女性は、黒いローブに黒い羽マントを潮風に靡かせ、黒い髪を掻き分けた。
{ねぇ、聞いてる?}
『聞いてるよ。』
木の太枝に座っている月鴉は女性の方を見ず、日没の海を眺めている。
{月鴉・・・・動物に恋する人間って、どうだと思う?}
月鴉は、予想外の言葉を口にした女性を見た。
『はぁ!?動物に恋しる人間!?僕に聞かれたってな・・・・
大体、レティシア、動物と・・・?』
女性、レティシアは、月鴉にとって、1番頼れる存在だ。月鴉(Moon Crow)は、小さい頃から独りだった。そんな中、手を差し延べてくれたのがレティシアだ。そして、ただの鴉を、Moon Crow、月鴉にしてくれたのもレティシアだ。レティシアは鴉の右目下の所に、【月印】をいれ、Moon Crowが憧れた人間、月鴉を作った。

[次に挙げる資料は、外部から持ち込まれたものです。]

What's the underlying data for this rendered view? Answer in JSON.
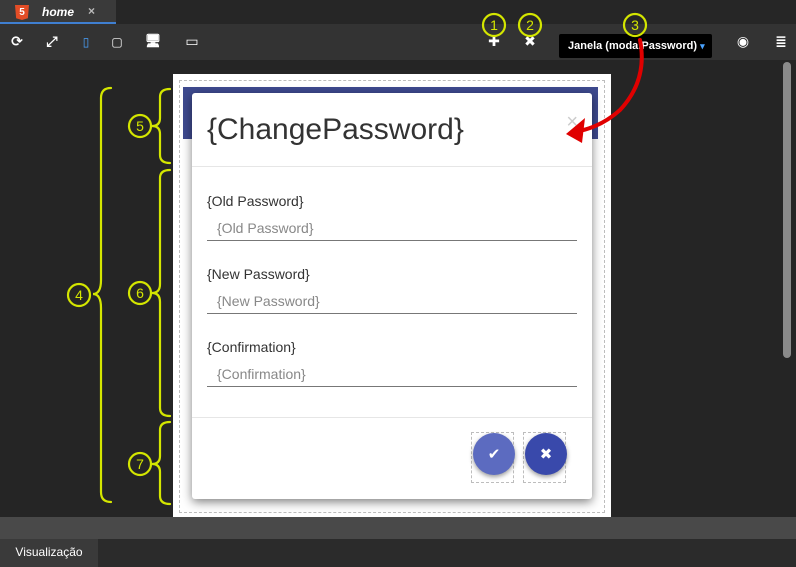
{
  "tab": {
    "badge": "5",
    "title": "home",
    "close": "×"
  },
  "toolbar": {
    "refresh": "⟳",
    "expand": "⤢",
    "device_mobile": "▯",
    "device_tablet": "▢",
    "device_desktop": "🖥",
    "device_monitor": "▭",
    "add": "✚",
    "remove": "✖",
    "window_select": {
      "value": "Janela (modalPassword)",
      "caret": "▾"
    },
    "visibility": "◉",
    "database": "≣"
  },
  "modal": {
    "title": "{ChangePassword}",
    "close": "×",
    "fields": [
      {
        "label": "{Old Password}",
        "placeholder": "{Old Password}"
      },
      {
        "label": "{New Password}",
        "placeholder": "{New Password}"
      },
      {
        "label": "{Confirmation}",
        "placeholder": "{Confirmation}"
      }
    ],
    "confirm": "✔",
    "cancel": "✖"
  },
  "annotations": {
    "n1": "1",
    "n2": "2",
    "n3": "3",
    "n4": "4",
    "n5": "5",
    "n6": "6",
    "n7": "7"
  },
  "bottom": {
    "tab_label": "Visualização"
  },
  "colors": {
    "header": "#3e4a8f",
    "confirm": "#5c6bc0",
    "cancel": "#3949ab",
    "annotation": "#d4e600",
    "arrow": "#e00000"
  }
}
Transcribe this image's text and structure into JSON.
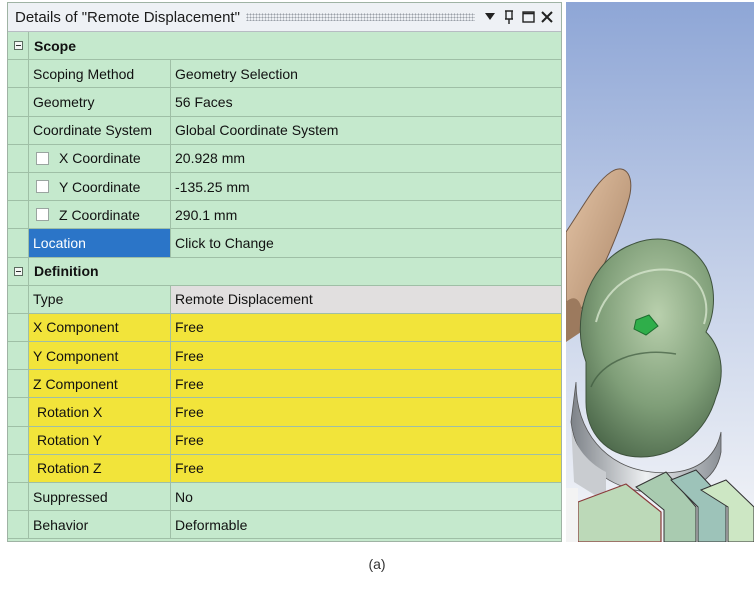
{
  "panel": {
    "title": "Details of \"Remote Displacement\"",
    "icons": [
      "dropdown-arrow-icon",
      "pin-icon",
      "maximize-icon",
      "close-icon"
    ]
  },
  "scope": {
    "label": "Scope",
    "rows": [
      {
        "name": "Scoping Method",
        "value": "Geometry Selection"
      },
      {
        "name": "Geometry",
        "value": "56 Faces"
      },
      {
        "name": "Coordinate System",
        "value": "Global Coordinate System"
      },
      {
        "name": "X Coordinate",
        "value": "20.928 mm"
      },
      {
        "name": "Y Coordinate",
        "value": "-135.25 mm"
      },
      {
        "name": "Z Coordinate",
        "value": "290.1 mm"
      },
      {
        "name": "Location",
        "value": "Click to Change"
      }
    ]
  },
  "definition": {
    "label": "Definition",
    "rows": [
      {
        "name": "Type",
        "value": "Remote Displacement"
      },
      {
        "name": "X Component",
        "value": "Free"
      },
      {
        "name": "Y Component",
        "value": "Free"
      },
      {
        "name": "Z Component",
        "value": "Free"
      },
      {
        "name": "Rotation X",
        "value": "Free"
      },
      {
        "name": "Rotation Y",
        "value": "Free"
      },
      {
        "name": "Rotation Z",
        "value": "Free"
      },
      {
        "name": "Suppressed",
        "value": "No"
      },
      {
        "name": "Behavior",
        "value": "Deformable"
      }
    ]
  },
  "caption": "(a)",
  "colors": {
    "panel_bg": "#c5e9cd",
    "required_field": "#f2e43a",
    "selection": "#2b75c8",
    "readonly_field": "#e1dfdf"
  }
}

夜は、月鴉で木の上で寝る。子供の頃で小さい為、木で眠れるのだ。鴉じゃなくて人間の姿で。

レティシア{貴方は、誰ですか?}
レティシアは、露出しまくりの少女に声をかけた。少女の瞳はじぃ、っとこちらを見ている。
「毒手のプリンセス恋紅よ。今、殺し足りなくてその辺を歩いてて、偶然見つけたから来ちゃったぁ。゛毒の爪″」
恋紅の爪が伸びるとそのままレティシアに向かった。
『双刀・小鴉!』
両手に短剣を持ち、レティシアをかばう。
『毒のプリンだかプリンスだか、知らないし、知りたくもないけど、無意味に殺めようとするのは、いけないんじゃない?』
小鴉でバツを描くように爪を切り裂いた。
恋紅「あ・・・あたしの爪がぁぁぁ!よくもッ・・・・」
『やめておけ。今のお前に何が出来る?見た所、武器は爪。手の次に足の爪を使う気だとしても、結果は同じ。だよ。』
恋紅「っ・・・・ー
気に入ったよ!!覚えておきな!あたしは毒のプリンセスの恋紅!」

悲劇は次の日だった。

月鴉の目に映るのは、火の海と化したレティシアが住んでいた家だった。
『レティシア・・・・!?』
誰かが焼いたのか、自分で焼いたのかは、知らない。今はただ、哀しむしかなかった。
『レティシア・・・・!レティシア・・・!レティシ・・・ア、レティシ、ア・・・・・!レティシアァァァァ!!!!』

最後の一声が嫌に虚しく響いた。